José Cancela Moura: A coutada

17 de junho de 2020
PSD

Os órgãos de soberania são os esteios da República, na tripla função de poderes – executivo, legislativo e judicial.

A diferença entre um regime democrático e um modelo autocrático ou ditatorial é que, no primeiro caso, todos se regem pela lei e respeitam a Constituição. Ao invés, nas ditaduras, quem governa faz da lei letra morta, ao serviço de um sistema de partido único e de dirigentes que se perpetuam no poder. São os donos e julgam as suas próprias decisões.

E em democracia, também não há leis à medida nem há, “a priori”, lugares destinados para este ou para aquele cidadão, seja um anónimo ou uma figura pública, alguém mais experiente ou um principiante, um ego maior ou um mais pequeno. O Primeiro-Ministro, decidiu desgraduar e despromover Mário Centeno – fosse por incómodo, por conveniência ou por necessidade – e preparou, como quis e à medida, a sua saída do Governo, mas não pode pensar que pode dispor do aparelho de Estado para reservar um lugar cativo para o anterior titular da pasta das Finanças.

O Banco de Portugal é uma instituição com quase dois séculos e é o banco central da República, não é, nem pode ser, uma extensão do Largo do Rato, uma qualquer coutada socialista ou um anexo de luxo para emprateleirar ex-ministros. Sobretudo quando se pretende premiar com uma nomeação dourada, alguém que quem foge da crise como o diabo da cruz, numa das horas mais críticas do País e quando se adivinham grandes sacrifícios coletivos.

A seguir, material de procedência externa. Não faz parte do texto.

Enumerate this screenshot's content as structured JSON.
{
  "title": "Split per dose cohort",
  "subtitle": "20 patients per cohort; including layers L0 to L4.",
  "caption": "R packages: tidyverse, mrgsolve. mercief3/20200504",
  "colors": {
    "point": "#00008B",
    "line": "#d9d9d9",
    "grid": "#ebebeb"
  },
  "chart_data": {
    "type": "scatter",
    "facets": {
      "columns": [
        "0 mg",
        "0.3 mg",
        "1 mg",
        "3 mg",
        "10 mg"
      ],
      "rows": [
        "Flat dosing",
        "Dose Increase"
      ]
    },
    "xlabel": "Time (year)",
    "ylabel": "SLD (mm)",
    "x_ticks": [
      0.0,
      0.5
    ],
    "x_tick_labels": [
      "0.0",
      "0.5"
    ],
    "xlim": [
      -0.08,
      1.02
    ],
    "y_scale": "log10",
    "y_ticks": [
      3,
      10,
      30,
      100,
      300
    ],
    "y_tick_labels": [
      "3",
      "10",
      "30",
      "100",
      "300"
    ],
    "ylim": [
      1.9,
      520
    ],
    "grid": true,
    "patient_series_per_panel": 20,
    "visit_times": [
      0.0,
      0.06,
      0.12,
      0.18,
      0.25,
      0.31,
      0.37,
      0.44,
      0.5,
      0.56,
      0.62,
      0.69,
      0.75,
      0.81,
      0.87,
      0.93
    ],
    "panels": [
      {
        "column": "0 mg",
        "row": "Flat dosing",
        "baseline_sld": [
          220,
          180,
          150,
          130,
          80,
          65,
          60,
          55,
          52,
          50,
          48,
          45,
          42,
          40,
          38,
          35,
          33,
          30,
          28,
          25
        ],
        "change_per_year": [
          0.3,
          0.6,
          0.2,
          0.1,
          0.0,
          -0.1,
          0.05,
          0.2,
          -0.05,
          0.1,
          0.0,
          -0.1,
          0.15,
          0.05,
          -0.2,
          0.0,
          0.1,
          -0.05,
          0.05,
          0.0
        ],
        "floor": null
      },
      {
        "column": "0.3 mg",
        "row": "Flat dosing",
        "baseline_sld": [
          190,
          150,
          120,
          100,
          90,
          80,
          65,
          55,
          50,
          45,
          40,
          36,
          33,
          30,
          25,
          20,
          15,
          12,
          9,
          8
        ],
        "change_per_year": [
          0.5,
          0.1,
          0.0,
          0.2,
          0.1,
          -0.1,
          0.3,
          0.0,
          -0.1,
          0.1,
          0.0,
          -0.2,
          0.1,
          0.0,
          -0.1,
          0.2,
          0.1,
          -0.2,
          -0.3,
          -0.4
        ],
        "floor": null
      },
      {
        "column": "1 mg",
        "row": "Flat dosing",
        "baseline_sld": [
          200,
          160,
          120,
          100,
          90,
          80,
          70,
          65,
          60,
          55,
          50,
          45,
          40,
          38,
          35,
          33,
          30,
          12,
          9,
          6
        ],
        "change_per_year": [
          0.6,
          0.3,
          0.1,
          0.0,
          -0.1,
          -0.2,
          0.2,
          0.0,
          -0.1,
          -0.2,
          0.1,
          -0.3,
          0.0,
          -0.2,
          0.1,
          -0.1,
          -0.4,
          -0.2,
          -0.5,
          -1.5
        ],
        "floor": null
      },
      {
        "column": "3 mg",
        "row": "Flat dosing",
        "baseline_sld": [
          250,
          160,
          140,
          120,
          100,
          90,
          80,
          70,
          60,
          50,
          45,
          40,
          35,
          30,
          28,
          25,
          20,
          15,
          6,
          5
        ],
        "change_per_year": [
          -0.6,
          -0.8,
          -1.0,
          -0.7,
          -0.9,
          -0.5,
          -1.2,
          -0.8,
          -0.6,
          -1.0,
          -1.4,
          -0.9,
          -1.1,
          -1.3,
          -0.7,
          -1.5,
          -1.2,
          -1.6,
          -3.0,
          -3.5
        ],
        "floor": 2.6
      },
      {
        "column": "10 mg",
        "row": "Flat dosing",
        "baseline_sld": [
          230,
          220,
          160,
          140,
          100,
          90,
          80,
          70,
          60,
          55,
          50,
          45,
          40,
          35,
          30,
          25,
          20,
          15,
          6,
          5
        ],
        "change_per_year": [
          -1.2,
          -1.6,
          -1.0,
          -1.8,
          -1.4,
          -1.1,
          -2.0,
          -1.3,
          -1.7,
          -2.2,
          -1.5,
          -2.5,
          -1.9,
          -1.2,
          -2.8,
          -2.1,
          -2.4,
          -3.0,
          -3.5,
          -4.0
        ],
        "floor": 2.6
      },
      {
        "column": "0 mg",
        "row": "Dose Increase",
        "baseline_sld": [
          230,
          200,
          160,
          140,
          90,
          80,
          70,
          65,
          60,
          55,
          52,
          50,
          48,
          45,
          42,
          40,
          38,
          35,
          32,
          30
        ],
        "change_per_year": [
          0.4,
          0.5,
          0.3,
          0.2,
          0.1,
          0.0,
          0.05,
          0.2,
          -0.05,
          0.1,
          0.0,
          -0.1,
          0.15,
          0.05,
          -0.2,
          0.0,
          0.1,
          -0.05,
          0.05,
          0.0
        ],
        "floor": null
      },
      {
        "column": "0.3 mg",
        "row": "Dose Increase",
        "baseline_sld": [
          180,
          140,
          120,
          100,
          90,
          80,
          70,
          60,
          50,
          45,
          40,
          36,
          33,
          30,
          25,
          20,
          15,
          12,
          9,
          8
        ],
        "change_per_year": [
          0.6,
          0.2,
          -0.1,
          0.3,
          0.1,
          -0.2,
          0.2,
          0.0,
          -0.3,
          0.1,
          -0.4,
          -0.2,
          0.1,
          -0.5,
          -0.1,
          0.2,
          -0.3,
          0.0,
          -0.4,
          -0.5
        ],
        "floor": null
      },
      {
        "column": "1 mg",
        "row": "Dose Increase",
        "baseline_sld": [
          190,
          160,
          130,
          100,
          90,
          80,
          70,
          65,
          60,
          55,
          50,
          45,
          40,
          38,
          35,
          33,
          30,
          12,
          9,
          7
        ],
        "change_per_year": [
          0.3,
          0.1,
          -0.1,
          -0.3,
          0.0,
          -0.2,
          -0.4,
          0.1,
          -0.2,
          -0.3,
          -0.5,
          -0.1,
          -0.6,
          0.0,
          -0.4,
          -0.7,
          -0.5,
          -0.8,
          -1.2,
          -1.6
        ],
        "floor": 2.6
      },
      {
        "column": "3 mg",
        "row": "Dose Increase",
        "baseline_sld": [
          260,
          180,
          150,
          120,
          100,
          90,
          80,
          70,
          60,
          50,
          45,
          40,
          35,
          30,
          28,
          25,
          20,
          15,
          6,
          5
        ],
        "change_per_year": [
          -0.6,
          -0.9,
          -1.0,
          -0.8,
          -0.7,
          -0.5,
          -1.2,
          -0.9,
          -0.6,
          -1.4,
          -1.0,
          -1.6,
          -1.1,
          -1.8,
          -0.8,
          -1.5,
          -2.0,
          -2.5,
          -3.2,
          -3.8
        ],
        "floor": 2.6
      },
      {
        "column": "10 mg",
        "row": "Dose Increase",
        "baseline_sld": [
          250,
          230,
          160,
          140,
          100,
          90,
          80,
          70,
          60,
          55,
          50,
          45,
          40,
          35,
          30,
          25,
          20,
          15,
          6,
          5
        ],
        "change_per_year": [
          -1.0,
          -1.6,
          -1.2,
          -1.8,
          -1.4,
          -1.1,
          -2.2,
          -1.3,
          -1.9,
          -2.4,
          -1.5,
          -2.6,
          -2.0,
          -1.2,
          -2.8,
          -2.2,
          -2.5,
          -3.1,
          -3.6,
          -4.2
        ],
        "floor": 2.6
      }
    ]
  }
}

A eleição do governador do BdP obedece a normas concretas, gerais e abstratas, e a instituição não está ali ao virar da esquina para servir a vontade ou os devaneios do Primeiro-Ministro, que parece querer usar os lugares de Estado, para um jogo de xadrez político. “O Governador é nomeado por resolução do Conselho de Ministros, sob proposta do Ministro das Finanças e após audição por parte da comissão competente da Assembleia da República” é o que prescrevem, nos Estatutos do BdP. Será que António Costa não percebe que o Parlamento tem a última palavra e que o seu parecer, apesar de não ser vinculativo, deve ser consequente nas suas ilações?

A Assembleia da República está a legislar sobre a eleição dos membros da direção das entidades administrativas independentes. Ora, não podemos constantemente dizer que a democracia está em crise e depois fazer tábua rasa das normas e procedimentos necessários para impor credibilidade ao regime.

Nenhum sistema político sobrevive à hipocrisia institucional de partidos políticos que dizem uma coisa e fazem o seu contrário. O BE, por exemplo, considera que o ex-ministro Centeno não tem condições para ser eleito Governador do BdP, mas, ao fim do dia, já está disposto a fechar os olhos à nomeação. É uma espécie de versão geringonça 2.0, em que faz um jeito ao Governo ali, para depois receber uma contrapartida política acolá.

O que mina o Estado de direito é esta hipocrisia política. Diz o povo que “quem semeia ventos, colhe tempestades”. Neste caso, quem promete cargos a “boys”, incómodos e soberbos, enveredando pela tática política, em mina o interesse nacional, arrisca-se a agravar o fosso entre cidadãos e democracia.

Já se especula que o Novo Banco vai precisar de mais injeções de capital.

Depois do Primeiro-Ministro ter perdido a confiança em Centeno, alguém acredita que este a possa voltar a recuperar, só porque foi premiado com o BdP? Uma relação de lealdade, quebrada que seja, fica definitivamente ferida de morte.